Gaza City- The Interior Ministry in the Hamas-run Gaza Strip expressed "astonishment" Monday that the curricula taught in schools run by the United Nations Relief and Works Agency (UNRWA) mention the Holocaust, the Nazi genocide of the Jews of Europe during World War II. The ministry statement came after a pro-Hamas group in the salient, the Popular Committees of Palestinian Refugees, demanded that UNRWA delete Holocaust, which it called a "big lie," from the curricula taught in its schools in the Strip.
The office of UNRWA Gaza chief John Ging confirmed that it had received such a letter, but denied earlier reports that that Holocaust is taught in its schools.
"Such reports are totally untrue. The current curricula taught to pupils at UNRWA schools do not contain anything on the subject of the Holocaust," Adnan Abu Hasna, UNRWA's Gaza spokesman, told the German Press Agency, dpa.

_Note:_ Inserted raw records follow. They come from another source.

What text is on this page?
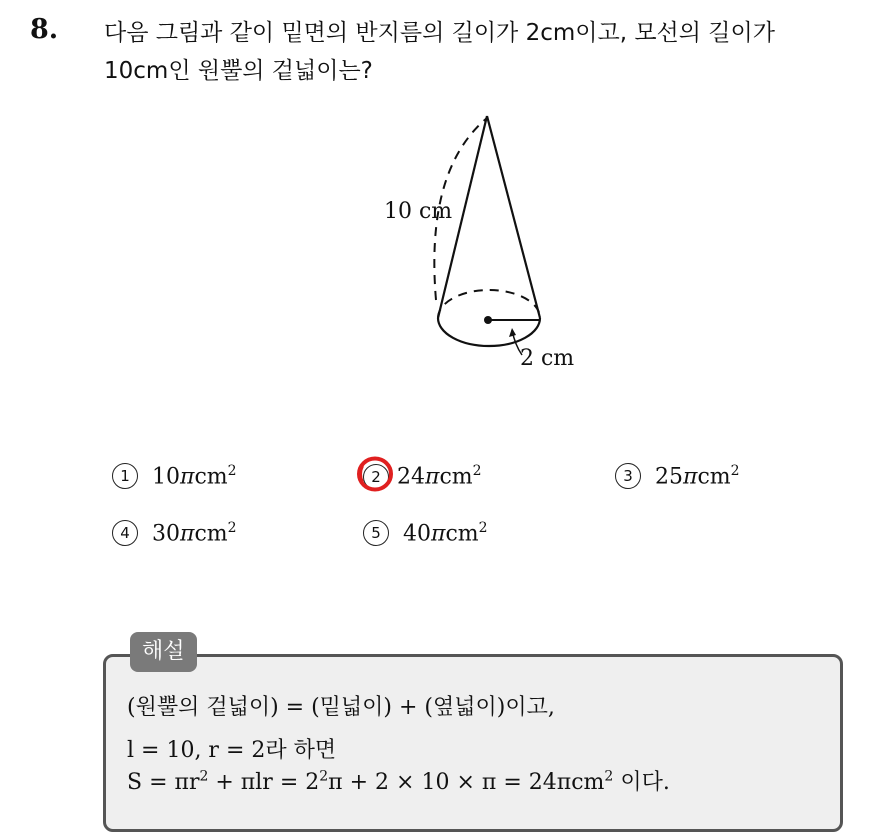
8. 다음 그림과 같이 밑면의 반지름의 길이가 2cm이고, 모선의 길이가
10cm인 원뿔의 겉넓이는?
10 cm
2 cm
1	10πcm$^2$	2 24πcm$^2$	3	25πcm$^2$
4	30πcm$^2$	5	40πcm$^2$
해설
(원뿔의 겉넓이) = (밑넓이) + (옆넓이)이고,
l = 10, r = 2라 하면
$S = \pi r^2 + \pi lr = 2^2\pi + 2 \times 10 \times \pi = 24\pi cm^2$ 이다.
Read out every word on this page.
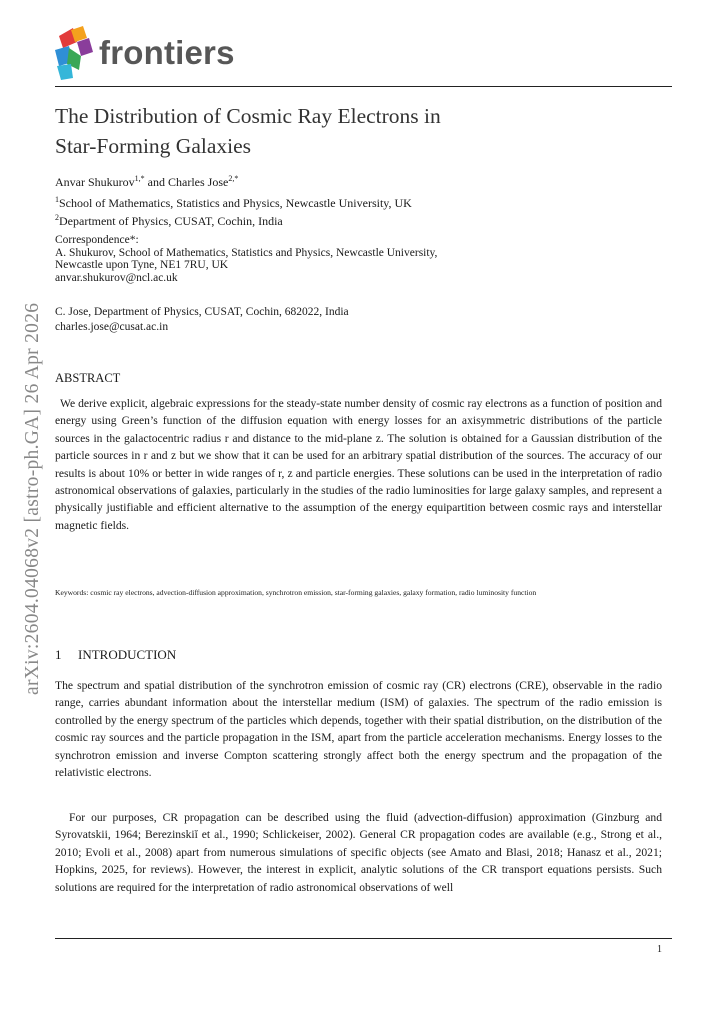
frontiers
arXiv:2604.04068v2 [astro-ph.GA] 26 Apr 2026
The Distribution of Cosmic Ray Electrons in
Star-Forming Galaxies
Anvar Shukurov$^{1,*}$ and Charles Jose$^{2,*}$
$^1$School of Mathematics, Statistics and Physics, Newcastle University, UK
$^2$Department of Physics, CUSAT, Cochin, India
Correspondence*:
A. Shukurov, School of Mathematics, Statistics and Physics, Newcastle University,
Newcastle upon Tyne, NE1 7RU, UK
anvar.shukurov@ncl.ac.uk
C. Jose, Department of Physics, CUSAT, Cochin, 682022, India
charles.jose@cusat.ac.in
ABSTRACT
We derive explicit, algebraic expressions for the steady-state number density of cosmic ray electrons as a function of position and energy using Green’s function of the diffusion equation with energy losses for an axisymmetric distributions of the particle sources in the galactocentric radius r and distance to the mid-plane z. The solution is obtained for a Gaussian distribution of the particle sources in r and z but we show that it can be used for an arbitrary spatial distribution of the sources. The accuracy of our results is about 10% or better in wide ranges of r, z and particle energies. These solutions can be used in the interpretation of radio astronomical observations of galaxies, particularly in the studies of the radio luminosities for large galaxy samples, and represent a physically justifiable and efficient alternative to the assumption of the energy equipartition between cosmic rays and interstellar magnetic fields.
Keywords: cosmic ray electrons, advection-diffusion approximation, synchrotron emission, star-forming galaxies, galaxy formation, radio luminosity function
1 INTRODUCTION
The spectrum and spatial distribution of the synchrotron emission of cosmic ray (CR) electrons (CRE), observable in the radio range, carries abundant information about the interstellar medium (ISM) of galaxies. The spectrum of the radio emission is controlled by the energy spectrum of the particles which depends, together with their spatial distribution, on the distribution of the cosmic ray sources and the particle propagation in the ISM, apart from the particle acceleration mechanisms. Energy losses to the synchrotron emission and inverse Compton scattering strongly affect both the energy spectrum and the propagation of the relativistic electrons.
For our purposes, CR propagation can be described using the fluid (advection-diffusion) approximation (Ginzburg and Syrovatskii, 1964; Berezinskiĭ et al., 1990; Schlickeiser, 2002). General CR propagation codes are available (e.g., Strong et al., 2010; Evoli et al., 2008) apart from numerous simulations of specific objects (see Amato and Blasi, 2018; Hanasz et al., 2021; Hopkins, 2025, for reviews). However, the interest in explicit, analytic solutions of the CR transport equations persists. Such solutions are required for the interpretation of radio astronomical observations of well
1
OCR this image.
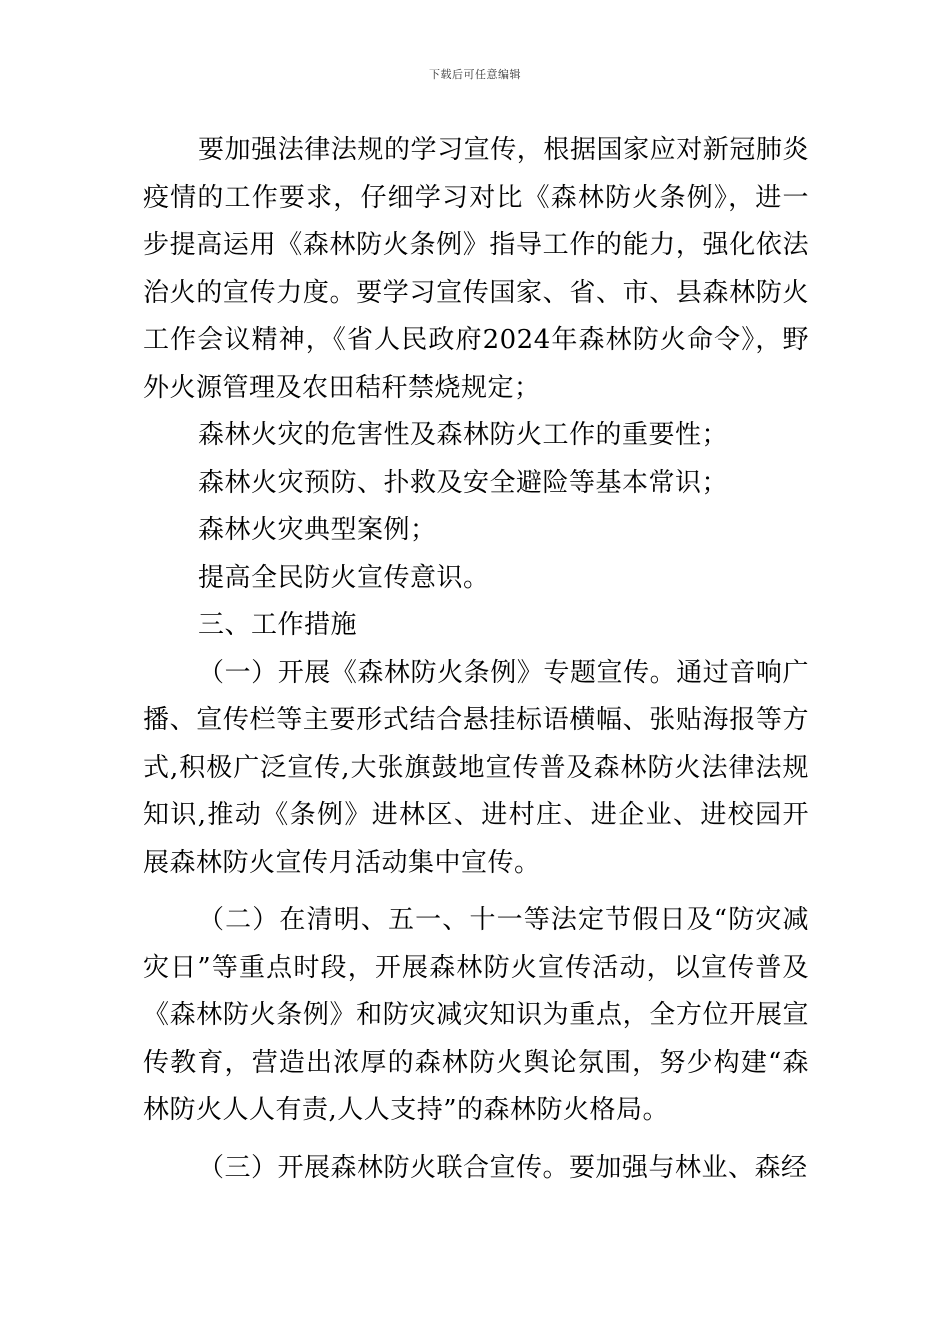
下载后可任意编辑

要加强法律法规的学习宣传，根据国家应对新冠肺炎疫情的工作要求，仔细学习对比《森林防火条例》，进一步提高运用《森林防火条例》指导工作的能力，强化依法治火的宣传力度。要学习宣传国家、省、市、县森林防火工作会议精神，《省人民政府2024年森林防火命令》，野外火源管理及农田秸秆禁烧规定；

森林火灾的危害性及森林防火工作的重要性；

森林火灾预防、扑救及安全避险等基本常识；

森林火灾典型案例；

提高全民防火宣传意识。

三、工作措施

（一）开展《森林防火条例》专题宣传。通过音响广播、宣传栏等主要形式结合悬挂标语横幅、张贴海报等方式,积极广泛宣传,大张旗鼓地宣传普及森林防火法律法规知识,推动《条例》进林区、进村庄、进企业、进校园开展森林防火宣传月活动集中宣传。

（二）在清明、五一、十一等法定节假日及“防灾减灾日”等重点时段，开展森林防火宣传活动，以宣传普及《森林防火条例》和防灾减灾知识为重点，全方位开展宣传教育，营造出浓厚的森林防火舆论氛围，努少构建“森林防火人人有责,人人支持”的森林防火格局。

（三）开展森林防火联合宣传。要加强与林业、森经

The interior ministry statement Monday called on the Hamas ministry of education to investigate the matter.
"We reject teaching our pupils such thoughts and strange culture that contradicts with our Palestinian beliefs," the statement said.
In its letter to UNRWA, the Popular Committees for Palestinian Refugees said called on the UN body to "erase the subject of the Jewish Holocaust from the pupils curricula, and to stop any future attempt to insert strange concepts or cultures which contradict with the Palestinian values and principles."
It said it had discovered that "the Human Rights textbook, which is taught to the 8th grade pupils (aged 13), includes an explanation about the Jewish Holocaust."
"The subject was shown in a way that confirms the occurrence of the Jewish Holocaust and it excites sympathy with the Jews," the letter said.
The letter added that the Popular Committees "strongly reject teaching our children this big lie which was fabricated by the Jews and a big campaign of propaganda circulated for it."
"We are against it because first it is not true and exaggerated and second because those who added it to our curricula aim at playing with the emotions of our children,' the Committees said.
UNRWA educates some 200,000 refugee children in the impoverished, densely-populated Gaza Strip, now ruled by Hamas after it succeeded in routing forces loyal to the Palestinian Authority and to President Mahmoud Abbas in June 2007.
The Popular Committee said UNRWA needed to focus on educating Palestinian schoolchildren about the "Nakba" or Catastrophe, the name Palestinians use to describe the establishment of Israel.
The term is an unpopular one among most Israeli Jews, and Israeli Minister of Education Gideon Saar announced Sunday plans to drop it from textbooks.
He told the cabinet at its weekly meeting that, while what Arab-Israelis had experienced in 1948 was a "tragedy," in the context of the textbooks, the word "nakba" was similar to the world "holocaust," and so could not be used in textbooks taught in Arab-Israeli schools.
A spokesman for the Follow-up Committee on Arab Education in Israel told the Jerusalem Post daily that Saar's decision was a "political gimmick" aimed at denying Arab-Israelis their identity.